Journal of The Japan Society of Electrical Machining Engineers Volume 35, Issue 80

An overview of micro-EDM

In this paper, the contemporary technology of micro-EDM is overviewed. The basic technological background of micro-EDM is discussed first. Following some introduction of the types of equipment, present state of the technology and examples of machining are shown. Various possible combinations with other micromachining technologies are also discussed.

Continuously machining microholes by EDM

Machining microholes has become important in various industrial fields. Since the development of WEDG (wire electro discharge) technology, micro-EDM has become an excellent method for machining microholes on metals and alloys. However, problems remain for achieving mass production of microholes by EDM. Conventional micro-EDM technology is needed to prepare a microtool before machining microholes. In this paper a new system is proposed for machining microholes, called the Tandem micro-EDM system. The new system is not only for machining microtools but also for machining microholes at the same time. As a result, the Tandem micro-EDM system can machine a great number of microholes continuously after spindle setup.

Coloring of Titanium Alloy by EDM (2nd Report)

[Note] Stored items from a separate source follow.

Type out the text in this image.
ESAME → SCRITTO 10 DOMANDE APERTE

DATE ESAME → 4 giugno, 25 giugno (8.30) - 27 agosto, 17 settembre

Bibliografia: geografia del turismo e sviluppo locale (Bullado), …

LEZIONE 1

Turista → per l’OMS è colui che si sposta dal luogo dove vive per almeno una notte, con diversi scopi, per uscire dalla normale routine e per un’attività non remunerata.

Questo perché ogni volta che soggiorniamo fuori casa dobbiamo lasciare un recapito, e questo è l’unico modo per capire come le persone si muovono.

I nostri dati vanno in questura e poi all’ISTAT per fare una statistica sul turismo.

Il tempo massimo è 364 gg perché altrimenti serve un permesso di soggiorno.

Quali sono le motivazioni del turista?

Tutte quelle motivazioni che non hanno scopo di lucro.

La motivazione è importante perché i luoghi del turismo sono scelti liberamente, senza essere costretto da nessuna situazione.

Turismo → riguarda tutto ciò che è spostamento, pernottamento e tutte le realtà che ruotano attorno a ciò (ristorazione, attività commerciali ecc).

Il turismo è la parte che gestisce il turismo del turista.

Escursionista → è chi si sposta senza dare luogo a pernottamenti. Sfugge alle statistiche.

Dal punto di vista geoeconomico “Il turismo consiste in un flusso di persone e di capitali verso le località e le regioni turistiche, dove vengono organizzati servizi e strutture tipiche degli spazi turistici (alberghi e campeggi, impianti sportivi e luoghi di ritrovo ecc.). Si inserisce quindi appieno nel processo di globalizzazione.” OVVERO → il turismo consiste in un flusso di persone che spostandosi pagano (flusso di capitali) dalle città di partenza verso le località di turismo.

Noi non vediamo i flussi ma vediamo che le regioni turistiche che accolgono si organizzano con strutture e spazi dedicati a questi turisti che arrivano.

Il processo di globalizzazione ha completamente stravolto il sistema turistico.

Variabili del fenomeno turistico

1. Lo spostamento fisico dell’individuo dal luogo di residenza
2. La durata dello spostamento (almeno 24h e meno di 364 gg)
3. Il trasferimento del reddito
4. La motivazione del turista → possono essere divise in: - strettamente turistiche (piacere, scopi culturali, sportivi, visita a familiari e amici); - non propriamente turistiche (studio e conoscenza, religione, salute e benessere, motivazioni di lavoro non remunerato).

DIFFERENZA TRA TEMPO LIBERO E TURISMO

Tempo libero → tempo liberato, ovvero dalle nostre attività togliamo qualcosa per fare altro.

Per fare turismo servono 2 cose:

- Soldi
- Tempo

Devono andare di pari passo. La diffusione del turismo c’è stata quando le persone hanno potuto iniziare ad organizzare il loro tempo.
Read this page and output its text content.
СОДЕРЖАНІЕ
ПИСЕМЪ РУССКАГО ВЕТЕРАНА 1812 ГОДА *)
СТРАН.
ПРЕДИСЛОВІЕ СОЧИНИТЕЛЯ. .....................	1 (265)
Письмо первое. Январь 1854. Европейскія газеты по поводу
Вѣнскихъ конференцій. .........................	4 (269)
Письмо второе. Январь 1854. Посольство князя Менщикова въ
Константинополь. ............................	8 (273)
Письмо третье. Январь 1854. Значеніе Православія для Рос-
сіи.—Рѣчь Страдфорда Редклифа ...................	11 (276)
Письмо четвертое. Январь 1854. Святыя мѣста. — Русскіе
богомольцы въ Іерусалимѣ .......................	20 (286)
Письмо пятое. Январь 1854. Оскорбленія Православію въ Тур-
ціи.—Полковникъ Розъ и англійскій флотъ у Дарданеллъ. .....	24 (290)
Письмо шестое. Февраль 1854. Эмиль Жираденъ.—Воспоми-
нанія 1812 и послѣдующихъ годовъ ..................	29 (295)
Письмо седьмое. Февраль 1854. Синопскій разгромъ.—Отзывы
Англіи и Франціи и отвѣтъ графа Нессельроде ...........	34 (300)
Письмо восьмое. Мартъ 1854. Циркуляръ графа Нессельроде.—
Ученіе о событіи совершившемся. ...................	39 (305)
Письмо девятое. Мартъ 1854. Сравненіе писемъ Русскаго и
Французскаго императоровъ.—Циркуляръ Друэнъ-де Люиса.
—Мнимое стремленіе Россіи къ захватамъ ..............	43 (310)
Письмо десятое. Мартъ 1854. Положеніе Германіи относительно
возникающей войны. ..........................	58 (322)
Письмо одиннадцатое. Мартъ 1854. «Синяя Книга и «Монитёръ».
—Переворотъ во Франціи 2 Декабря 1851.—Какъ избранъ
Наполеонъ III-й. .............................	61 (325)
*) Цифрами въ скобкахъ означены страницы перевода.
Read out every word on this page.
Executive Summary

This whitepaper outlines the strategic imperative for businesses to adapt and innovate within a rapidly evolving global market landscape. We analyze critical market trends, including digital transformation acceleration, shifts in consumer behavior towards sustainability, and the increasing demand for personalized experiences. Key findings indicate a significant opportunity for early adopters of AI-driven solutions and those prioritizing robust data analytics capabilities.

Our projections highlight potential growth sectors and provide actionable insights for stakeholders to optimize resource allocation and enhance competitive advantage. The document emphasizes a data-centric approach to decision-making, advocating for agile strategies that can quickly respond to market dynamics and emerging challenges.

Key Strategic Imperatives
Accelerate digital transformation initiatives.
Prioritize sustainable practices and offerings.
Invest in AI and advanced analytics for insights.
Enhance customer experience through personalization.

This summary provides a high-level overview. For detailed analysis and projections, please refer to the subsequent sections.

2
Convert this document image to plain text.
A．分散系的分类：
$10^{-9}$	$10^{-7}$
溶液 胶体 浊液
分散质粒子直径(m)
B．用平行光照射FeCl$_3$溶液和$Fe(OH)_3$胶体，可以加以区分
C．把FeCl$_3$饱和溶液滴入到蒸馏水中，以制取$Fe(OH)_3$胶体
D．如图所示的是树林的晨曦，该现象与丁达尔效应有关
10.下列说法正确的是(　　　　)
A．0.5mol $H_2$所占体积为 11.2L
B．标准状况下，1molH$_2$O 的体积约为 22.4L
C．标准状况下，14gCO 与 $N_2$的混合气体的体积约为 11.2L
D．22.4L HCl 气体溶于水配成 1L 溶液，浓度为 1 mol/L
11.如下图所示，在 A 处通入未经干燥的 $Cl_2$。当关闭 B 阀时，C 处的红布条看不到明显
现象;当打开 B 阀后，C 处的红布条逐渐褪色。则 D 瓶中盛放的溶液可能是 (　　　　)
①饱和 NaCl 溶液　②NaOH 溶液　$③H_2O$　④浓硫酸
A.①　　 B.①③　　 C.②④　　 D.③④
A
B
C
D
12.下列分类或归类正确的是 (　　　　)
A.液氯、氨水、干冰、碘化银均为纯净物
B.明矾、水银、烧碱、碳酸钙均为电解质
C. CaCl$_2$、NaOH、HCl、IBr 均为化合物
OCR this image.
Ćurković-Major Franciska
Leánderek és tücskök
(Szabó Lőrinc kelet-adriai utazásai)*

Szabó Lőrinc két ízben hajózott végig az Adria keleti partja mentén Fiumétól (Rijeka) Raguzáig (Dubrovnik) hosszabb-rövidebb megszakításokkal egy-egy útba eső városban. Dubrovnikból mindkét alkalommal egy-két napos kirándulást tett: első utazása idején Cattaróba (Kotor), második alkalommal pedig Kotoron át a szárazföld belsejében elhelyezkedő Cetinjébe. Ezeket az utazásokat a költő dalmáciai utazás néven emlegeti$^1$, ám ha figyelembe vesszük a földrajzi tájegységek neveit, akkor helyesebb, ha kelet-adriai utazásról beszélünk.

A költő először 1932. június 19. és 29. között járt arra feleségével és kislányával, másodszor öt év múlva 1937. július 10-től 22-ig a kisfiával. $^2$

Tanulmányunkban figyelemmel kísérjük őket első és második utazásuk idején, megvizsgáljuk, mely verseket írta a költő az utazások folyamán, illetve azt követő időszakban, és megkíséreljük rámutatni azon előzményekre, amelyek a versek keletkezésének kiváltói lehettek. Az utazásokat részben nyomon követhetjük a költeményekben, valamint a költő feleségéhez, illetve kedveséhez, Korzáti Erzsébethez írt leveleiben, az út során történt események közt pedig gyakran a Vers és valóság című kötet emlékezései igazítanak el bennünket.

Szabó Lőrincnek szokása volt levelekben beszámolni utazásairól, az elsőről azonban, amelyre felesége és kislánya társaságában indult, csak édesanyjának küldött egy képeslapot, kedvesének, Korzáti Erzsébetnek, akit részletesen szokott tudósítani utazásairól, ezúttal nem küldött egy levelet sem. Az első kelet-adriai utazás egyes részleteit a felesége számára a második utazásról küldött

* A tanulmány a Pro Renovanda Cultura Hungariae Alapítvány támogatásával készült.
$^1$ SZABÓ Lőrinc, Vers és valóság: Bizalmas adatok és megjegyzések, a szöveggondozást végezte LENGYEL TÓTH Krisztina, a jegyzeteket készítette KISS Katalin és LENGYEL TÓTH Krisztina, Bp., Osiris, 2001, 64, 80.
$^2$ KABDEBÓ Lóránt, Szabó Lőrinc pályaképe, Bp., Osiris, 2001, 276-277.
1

In the previous report, we proposed a new coloring method for titanium alloy by Electrical Discharge Machining (EDM) in dielectric water and discussed the coloring mechanism for titanium alloy. The colored surface could be caused by an interference phenomenon in the anodic oxide film formed with electrolytic affection during EDM. In this study, further investigation of the coloring mechanism on the EDM surface was carried out by calculating the spectral reflectance of interference light based on the “multiple beam interference” theory. As a result, it was shown that the color of the EDM surface strongly resembled the interference color of spectral reflectance. It was therefore confirmed that the surface coloring by EDM was caused by an interference phenomenon in the anodic oxide film. Moreover, the oxide film thickness depended on the average working voltage.

Surface Modification Using Electrode Transfer Induced by Discharge of Gas

A pulsed arc has been applied to deposit an electrode material on a metallic substrate. Die steels are sparked with electrodes of cermets containing both borides (TiB₂, ZrB₂) and metals (Co, Ni) in argon atmosphere. A conventional NC EDM machine is used as a pulsed arc generator. A transistor-controlled capacitor circuit is adopted to obtain steep and high current electrical pulses promoting transfer of the electrode materials. Coatings of borides, which are difficult to build up, are deposited onto the substrates. Surfaces of the coatings are irregular and thickness varies in the range of 10 to 50μm. No cracks are observed in interfaces between the coatings and the substrates. Vickers hardness value (0.098N load) changes between 1, 000 to 3, 200Hv depending on both thickness of the coating and the electrode materials. Wear-out test is performed to investigate wear resistance of the coatings. Although the substrates without a coating are severely worn, the wear impression of the coated substrates is terminated in the coatings. An electrode mass transfer mechanism is observed. The electrode material is not transferred by a single discharge but by a highly concentrated discharge that occurs occasionally at arbitrary locations.